Надежда Кожевникова - После праздника стр 45.

Шрифт
Фон

Света положила трубку и «уф!» произнесла, словно упали все путы, кипучая деятельность в ней всколыхнулась, вспомнилось, что квартиру собиралась пропылесосить, много накопилось неглаженого белья и книгу, английский роман, сдавать пора в библиотеку, а не добралась и до середины, и хорошо бы голову помыть, накрутиться — столько дел, столько забот, но Валентина ждет, и Света, улыбаясь себе самой, спешно стала собираться.

Дочь тут же от экрана оторвалась, заластилась: «Возьми меня, пожалуйста, я хорошо себя буду вести…» — и вот они уже неслись вниз по лестничному маршу в квартиру Рогачевых.

Валентина открыла нарядная, в светлом платье, с бусами.

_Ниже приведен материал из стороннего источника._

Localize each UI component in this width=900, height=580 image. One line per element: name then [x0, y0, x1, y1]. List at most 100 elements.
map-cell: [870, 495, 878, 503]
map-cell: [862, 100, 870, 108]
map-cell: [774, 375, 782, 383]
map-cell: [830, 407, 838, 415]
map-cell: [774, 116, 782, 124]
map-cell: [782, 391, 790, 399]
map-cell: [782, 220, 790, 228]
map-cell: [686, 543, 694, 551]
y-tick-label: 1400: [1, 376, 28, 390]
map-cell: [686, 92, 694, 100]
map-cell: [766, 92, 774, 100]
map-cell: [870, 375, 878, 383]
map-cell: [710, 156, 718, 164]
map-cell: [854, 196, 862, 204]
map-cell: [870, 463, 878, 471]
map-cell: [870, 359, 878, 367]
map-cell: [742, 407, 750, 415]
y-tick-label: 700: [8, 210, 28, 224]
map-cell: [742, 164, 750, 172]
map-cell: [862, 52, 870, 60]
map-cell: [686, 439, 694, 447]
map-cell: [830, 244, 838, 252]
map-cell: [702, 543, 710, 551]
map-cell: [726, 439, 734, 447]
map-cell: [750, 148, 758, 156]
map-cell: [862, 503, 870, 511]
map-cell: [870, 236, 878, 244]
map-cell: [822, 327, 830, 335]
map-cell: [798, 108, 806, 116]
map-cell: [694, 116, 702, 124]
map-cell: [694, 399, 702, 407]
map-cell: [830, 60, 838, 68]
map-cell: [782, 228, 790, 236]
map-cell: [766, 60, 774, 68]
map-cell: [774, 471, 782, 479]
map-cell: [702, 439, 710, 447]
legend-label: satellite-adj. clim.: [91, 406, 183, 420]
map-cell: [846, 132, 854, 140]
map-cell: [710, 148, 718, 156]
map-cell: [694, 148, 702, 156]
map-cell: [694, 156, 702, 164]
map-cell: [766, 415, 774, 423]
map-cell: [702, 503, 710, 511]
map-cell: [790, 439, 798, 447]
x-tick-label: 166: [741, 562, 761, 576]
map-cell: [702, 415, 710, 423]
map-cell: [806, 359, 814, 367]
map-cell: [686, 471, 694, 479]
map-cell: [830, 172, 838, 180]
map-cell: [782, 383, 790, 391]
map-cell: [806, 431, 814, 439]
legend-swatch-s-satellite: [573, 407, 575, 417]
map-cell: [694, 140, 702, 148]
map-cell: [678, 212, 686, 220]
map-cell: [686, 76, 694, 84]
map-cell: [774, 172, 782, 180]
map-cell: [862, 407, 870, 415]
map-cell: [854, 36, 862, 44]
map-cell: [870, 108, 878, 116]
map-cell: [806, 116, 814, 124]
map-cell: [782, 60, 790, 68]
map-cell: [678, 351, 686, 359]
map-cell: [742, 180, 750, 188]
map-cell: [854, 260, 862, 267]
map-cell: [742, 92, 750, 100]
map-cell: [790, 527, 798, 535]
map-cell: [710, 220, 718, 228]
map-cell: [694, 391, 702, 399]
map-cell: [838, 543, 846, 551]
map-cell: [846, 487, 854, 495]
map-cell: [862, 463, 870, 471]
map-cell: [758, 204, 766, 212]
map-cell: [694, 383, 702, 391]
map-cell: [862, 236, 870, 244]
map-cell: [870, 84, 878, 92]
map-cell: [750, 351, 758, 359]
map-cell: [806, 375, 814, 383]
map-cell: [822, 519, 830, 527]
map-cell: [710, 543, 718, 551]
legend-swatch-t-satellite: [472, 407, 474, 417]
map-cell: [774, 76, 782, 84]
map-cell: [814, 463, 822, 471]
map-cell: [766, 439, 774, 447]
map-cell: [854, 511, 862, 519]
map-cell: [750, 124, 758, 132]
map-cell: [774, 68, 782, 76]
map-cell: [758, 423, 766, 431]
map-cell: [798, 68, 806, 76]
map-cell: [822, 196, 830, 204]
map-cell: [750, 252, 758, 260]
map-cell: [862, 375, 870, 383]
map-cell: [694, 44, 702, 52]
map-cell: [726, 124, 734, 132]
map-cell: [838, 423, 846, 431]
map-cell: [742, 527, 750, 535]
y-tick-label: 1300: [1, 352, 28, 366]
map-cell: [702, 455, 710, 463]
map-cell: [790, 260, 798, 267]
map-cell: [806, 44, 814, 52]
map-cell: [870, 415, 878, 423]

Света, успев отвыкнуть, восхитилась, как же ее приятельница моложава, и как улыбается обаятельно, и отмякает, теплеет внутри от этой ее улыбки.

— У вас что, гости? — чуть сробев, спросила Света, увидев накрытый цветной скатеркой стол, салфетки, цветы в вазочке.

— Да, — Валентина все улыбалась, — вот вы…

Света совсем расчувствовалась, одновременно смущаясь, каясь в своих недавних мыслях, обидах, чуть не приведших к их с Валентиной размолвке.

На столе, помимо выложенного на блюде холодца, салат красовался, ранние тепличные помидоры, и все так аппетитно выглядело и так умело, заботливо расставлено, что Света, всем этим любуясь, вдруг точно споткнулась: а я бы, подумала, не сумела бы так.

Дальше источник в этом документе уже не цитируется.